周四就这样结束了, 在我的手动努力下, 所有新创建的pods都跑起来了, 但是故事并没有就这样结束. 周五还有好几个rack需要部署, 难道我就要在整个周五就一直登机器跑命令了吗, 而且还是三百多台? 不, 这不行, 我开始思考这个问题, 为什么我手动能下载下来的镜像, kubelet就不行呢, 也许并不是我们的缓存设施不够健壮, 而是kubelet里面有什么问题.

I then looked into the code where the logic of pulling image resides, and soon, I realized there may be something wrong in real.

于是我开始检查kubelet里头关于下载镜像这部分的代码, 很快, 我意识到我可能真的发现潜在的问题了.

func (d *kubeDockerClient) PullImage(image string, auth dockertypes.AuthConfig, opts dockertypes.ImagePullOptions) error {
    // RegistryAuth is the base64 encoded credentials for the registry
    base64Auth, err := base64EncodeAuth(auth)
    if err != nil {
        return err
    }
    opts.RegistryAuth = base64Auth
    ctx, cancel := d.getCancelableContext()
    defer cancel()
    resp, err := d.client.ImagePull(ctx, image, opts)
    if err != nil {
        return err
    }
    defer resp.Close()
    reporter := newProgressReporter(image, cancel, d.imagePullProgressDeadline)
    reporter.start()
    defer reporter.stop()
    decoder := json.NewDecoder(resp)
    for {
        var msg dockermessage.JSONMessage
        err := decoder.Decode(&msg)
        if err == io.EOF {
            break
        }
        if err != nil {
            return err
        }
        if msg.Error != nil {
            return msg.Error
        }
        reporter.set(&msg)
    }
    return nil
}

Focus on the reporter part, we can find out: the progress reporter will cancel the request if it does not see any message out from the pull session for more than the time specified by image pull progress deadline. Could that happen for our case? Remember, I've been running image pull manually for several hours during the horrible Thursday, I do remember there is time period where the session seemed to be stuck but went through eventually.

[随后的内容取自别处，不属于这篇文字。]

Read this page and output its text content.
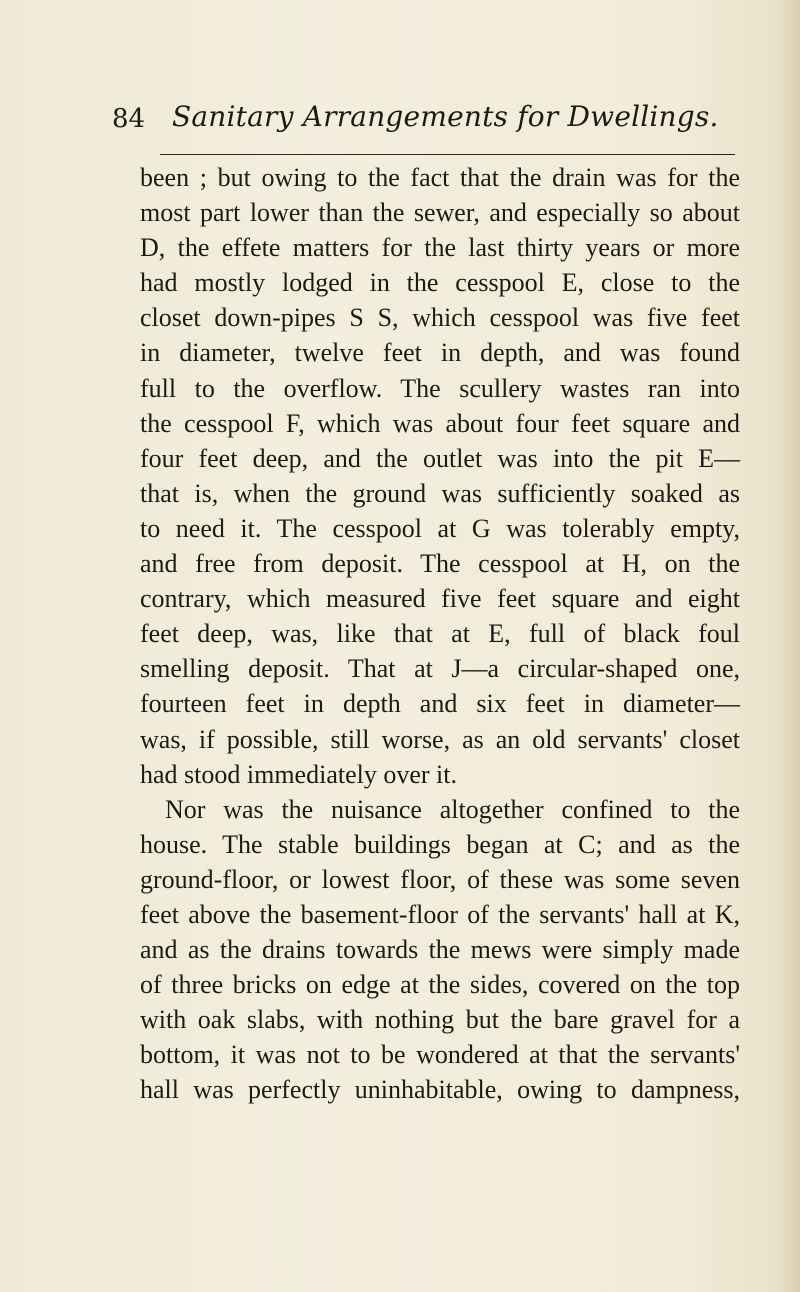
84 Sanitary Arrangements for Dwellings.
been ; but owing to the fact that the drain was for the
most part lower than the sewer, and especially so about
D, the effete matters for the last thirty years or more
had mostly lodged in the cesspool E, close to the
closet down-pipes S S, which cesspool was five feet
in diameter, twelve feet in depth, and was found
full to the overflow. The scullery wastes ran into
the cesspool F, which was about four feet square and
four feet deep, and the outlet was into the pit E—
that is, when the ground was sufficiently soaked as
to need it. The cesspool at G was tolerably empty,
and free from deposit. The cesspool at H, on the
contrary, which measured five feet square and eight
feet deep, was, like that at E, full of black foul
smelling deposit. That at J—a circular-shaped one,
fourteen feet in depth and six feet in diameter—
was, if possible, still worse, as an old servants' closet
had stood immediately over it.
Nor was the nuisance altogether confined to the
house. The stable buildings began at C; and as the
ground-floor, or lowest floor, of these was some seven
feet above the basement-floor of the servants' hall at K,
and as the drains towards the mews were simply made
of three bricks on edge at the sides, covered on the top
with oak slabs, with nothing but the bare gravel for a
bottom, it was not to be wondered at that the servants'
hall was perfectly uninhabitable, owing to dampness,
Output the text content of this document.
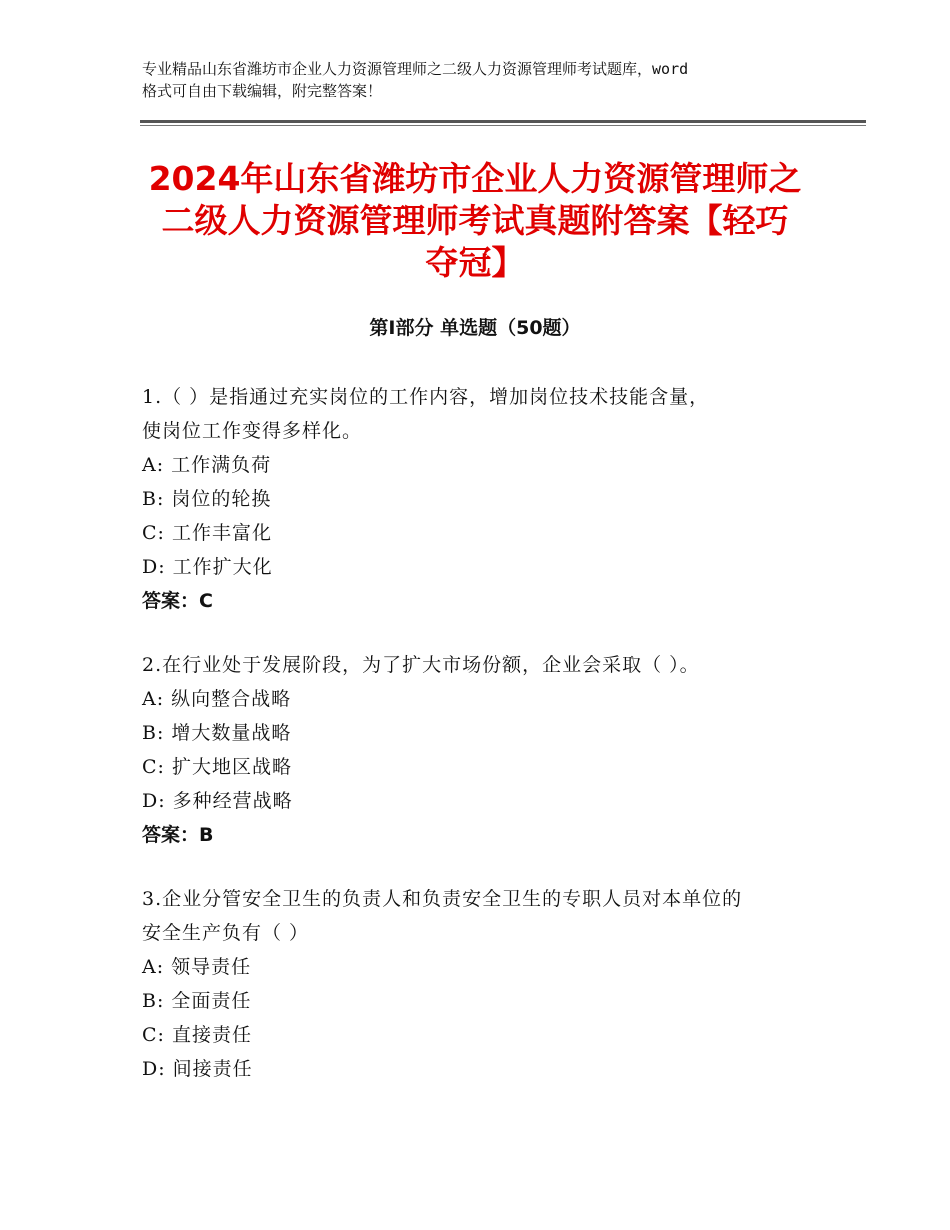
专业精品山东省潍坊市企业人力资源管理师之二级人力资源管理师考试题库，word
格式可自由下载编辑，附完整答案！
2024年山东省潍坊市企业人力资源管理师之
二级人力资源管理师考试真题附答案【轻巧
夺冠】
第Ⅰ部分 单选题（50题）
1.（ ）是指通过充实岗位的工作内容，增加岗位技术技能含量，
使岗位工作变得多样化。
A: 工作满负荷
B: 岗位的轮换
C: 工作丰富化
D: 工作扩大化
答案：C
2.在行业处于发展阶段，为了扩大市场份额，企业会采取（ ）。
A: 纵向整合战略
B: 增大数量战略
C: 扩大地区战略
D: 多种经营战略
答案：B
3.企业分管安全卫生的负责人和负责安全卫生的专职人员对本单位的
安全生产负有（ ）
A: 领导责任
B: 全面责任
C: 直接责任
D: 间接责任
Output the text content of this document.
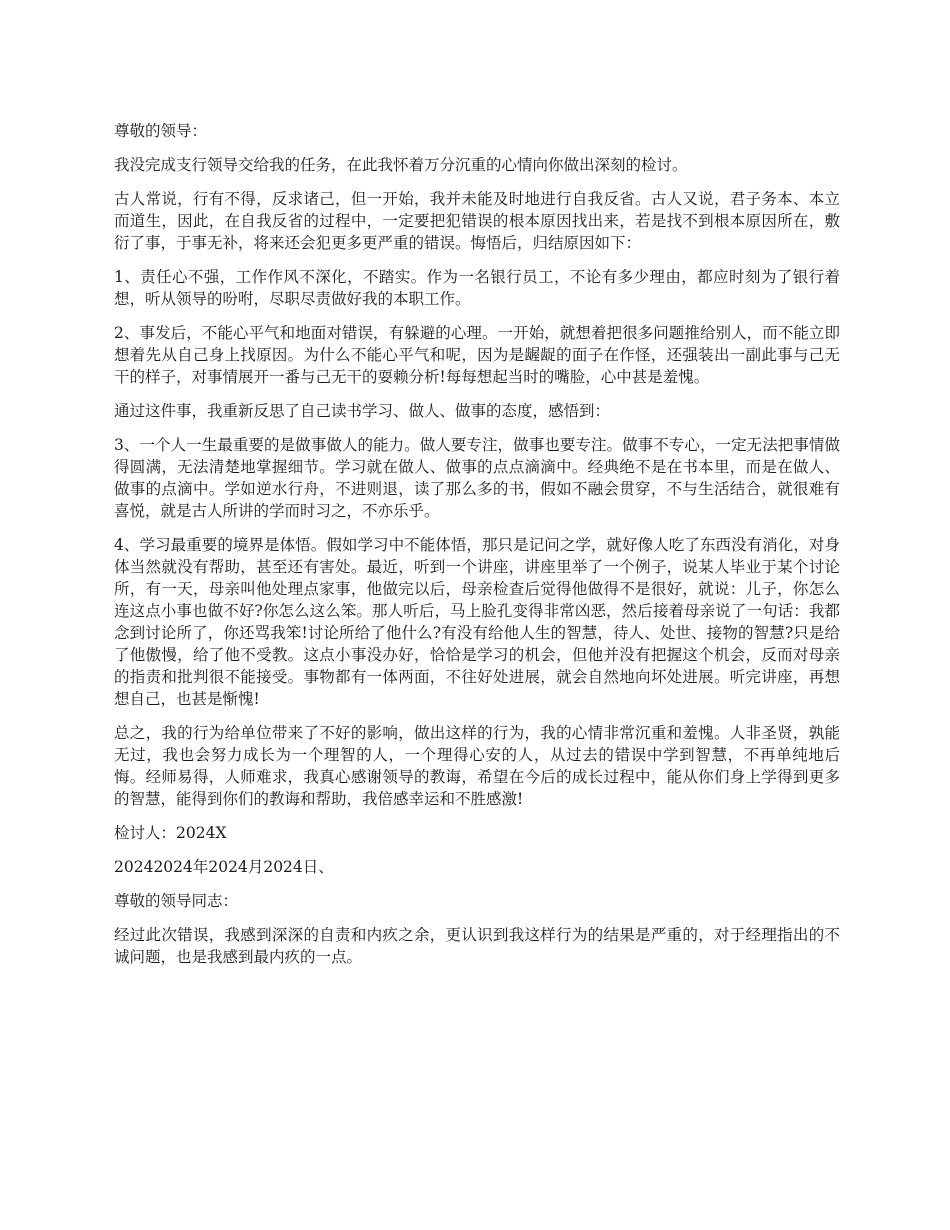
尊敬的领导：

我没完成支行领导交给我的任务，在此我怀着万分沉重的心情向你做出深刻的检讨。

古人常说，行有不得，反求诸己，但一开始，我并未能及时地进行自我反省。古人又说，君子务本、本立而道生，因此，在自我反省的过程中，一定要把犯错误的根本原因找出来，若是找不到根本原因所在，敷衍了事，于事无补，将来还会犯更多更严重的错误。悔悟后，归结原因如下：

1、责任心不强，工作作风不深化，不踏实。作为一名银行员工，不论有多少理由，都应时刻为了银行着想，听从领导的吩咐，尽职尽责做好我的本职工作。

2、事发后，不能心平气和地面对错误，有躲避的心理。一开始，就想着把很多问题推给别人，而不能立即想着先从自己身上找原因。为什么不能心平气和呢，因为是龌龊的面子在作怪，还强装出一副此事与己无干的样子，对事情展开一番与己无干的耍赖分析!每每想起当时的嘴脸，心中甚是羞愧。

通过这件事，我重新反思了自己读书学习、做人、做事的态度，感悟到：

3、一个人一生最重要的是做事做人的能力。做人要专注，做事也要专注。做事不专心，一定无法把事情做得圆满，无法清楚地掌握细节。学习就在做人、做事的点点滴滴中。经典绝不是在书本里，而是在做人、做事的点滴中。学如逆水行舟，不进则退，读了那么多的书，假如不融会贯穿，不与生活结合，就很难有喜悦，就是古人所讲的学而时习之，不亦乐乎。

4、学习最重要的境界是体悟。假如学习中不能体悟，那只是记问之学，就好像人吃了东西没有消化，对身体当然就没有帮助，甚至还有害处。最近，听到一个讲座，讲座里举了一个例子，说某人毕业于某个讨论所，有一天，母亲叫他处理点家事，他做完以后，母亲检查后觉得他做得不是很好，就说：儿子，你怎么连这点小事也做不好?你怎么这么笨。那人听后，马上脸孔变得非常凶恶，然后接着母亲说了一句话：我都念到讨论所了，你还骂我笨!讨论所给了他什么?有没有给他人生的智慧，待人、处世、接物的智慧?只是给了他傲慢，给了他不受教。这点小事没办好，恰恰是学习的机会，但他并没有把握这个机会，反而对母亲的指责和批判很不能接受。事物都有一体两面，不往好处进展，就会自然地向坏处进展。听完讲座，再想想自己，也甚是惭愧!

总之，我的行为给单位带来了不好的影响，做出这样的行为，我的心情非常沉重和羞愧。人非圣贤，孰能无过，我也会努力成长为一个理智的人，一个理得心安的人，从过去的错误中学到智慧，不再单纯地后悔。经师易得，人师难求，我真心感谢领导的教诲，希望在今后的成长过程中，能从你们身上学得到更多的智慧，能得到你们的教诲和帮助，我倍感幸运和不胜感激!

检讨人：2024X

20242024年2024月2024日、

尊敬的领导同志：

经过此次错误，我感到深深的自责和内疚之余，更认识到我这样行为的结果是严重的，对于经理指出的不诚问题，也是我感到最内疚的一点。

我们可以看到, 这段代码中引入了一个progressReporter去检查整个镜像下载是否卡住. 它观察从docker返回的消息流, 如果超过一段特定的时间, 没有任何消息出来, 它就会取消这个请求. 我们是不是就是遇到了这个情况呢. 可还记得, 我整整花了好几个小时去手动下载镜像, 我好像确实有印象, 即便在某段时间内屏幕上的输出没有任何变动, 整个下载最后却还是成功的.

That's an exciting moment, looks like I find out the root case now. so I did one more manual pulling(did I said I won't do that again?), and measure its time in each phase. There are three key phases we have to care about:

这真是个振奋人心的时刻, 我好像终于找到了最终原因. 于是我做了最后一次登机器手动下载镜像(咦, 我好想说过不再这么干了), 并估算每个阶段所花费的时间. 总的来说, 我们关心下面三个主要阶段:

Note, there won't be anything changed in console while in verifying phase, but how long does it stay in that phase: 1m14s! and the default deadline configured on kubelet is just 1 minute.

注意, 在验证阶段, 屏幕上的输出不会有任何变动, 且惊人的是, 这个阶段持续了1分24秒. 并且我们也得知kubelet上配置的默认容忍时长只有1分钟:

$ /usr/local/bin/kubelet --help | grep image-pull-progress-deadline
      --image-pull-progress-deadline duration                                                                     If no pulling progress is made before this deadline, the image pulling will be cancelled. (default 1m0s)

Till now, I am able to confirm what's going on, and we can solve this issue by setting this value higher(5m), and that's exactly what I did during the rest of Friday: I made this change to all the 2000 nodes in that cluster, and everyone is happy now.

直到现在, 我终于可以确认到底出了什么问题, 在接下来的时间里, 我把该集群中所有的2000多个节点全部调成五分钟的配置, 大家就都可以开开心心的过周末了.